Jika hari ini kita masih membuka-buka buku-buku itu di lain waktu,itu tidak ada alasan lain selain bahwa itu adalah satu-satunya kalender yang kami simpan dari hari-hari yang telah hilang,dan kami berharap untuk melihat tercermin di halaman mereka tempat tinggal dan kolam yang sudah tidak ada lagi.

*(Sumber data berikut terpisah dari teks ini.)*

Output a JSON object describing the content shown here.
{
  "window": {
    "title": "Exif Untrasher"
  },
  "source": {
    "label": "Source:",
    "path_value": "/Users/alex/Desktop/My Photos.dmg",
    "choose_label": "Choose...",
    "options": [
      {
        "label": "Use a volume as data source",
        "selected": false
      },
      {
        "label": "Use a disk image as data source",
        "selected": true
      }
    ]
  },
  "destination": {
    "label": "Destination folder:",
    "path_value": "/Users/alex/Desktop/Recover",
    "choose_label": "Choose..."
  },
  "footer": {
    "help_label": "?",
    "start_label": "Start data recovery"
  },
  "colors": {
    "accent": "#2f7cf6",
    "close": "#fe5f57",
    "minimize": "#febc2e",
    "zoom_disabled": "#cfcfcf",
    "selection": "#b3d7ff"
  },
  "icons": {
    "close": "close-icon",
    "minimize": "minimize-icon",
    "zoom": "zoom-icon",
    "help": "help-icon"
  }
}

Film Davies itu sendiri merupakan tindakan membolak-balik suara dan gambar.Ini adalah ingatan yang luar biasa tentang kegembiraan yang meledak saat lampu teater padam dan proyeksi akan segera dimulai.Saat seseorang melihat foto ikonik Bud yang berseri-seri dengan senang hati,mudah untuk melupakan bahwa itu termasuk dalam film kesedihan yang luar biasa.Davies memproyeksikan rasa kehilangan atas kebahagiaan negara,menjadikan yang terakhir sebagai sesuatu yang berharga dan tidak mungkin diperoleh kembali.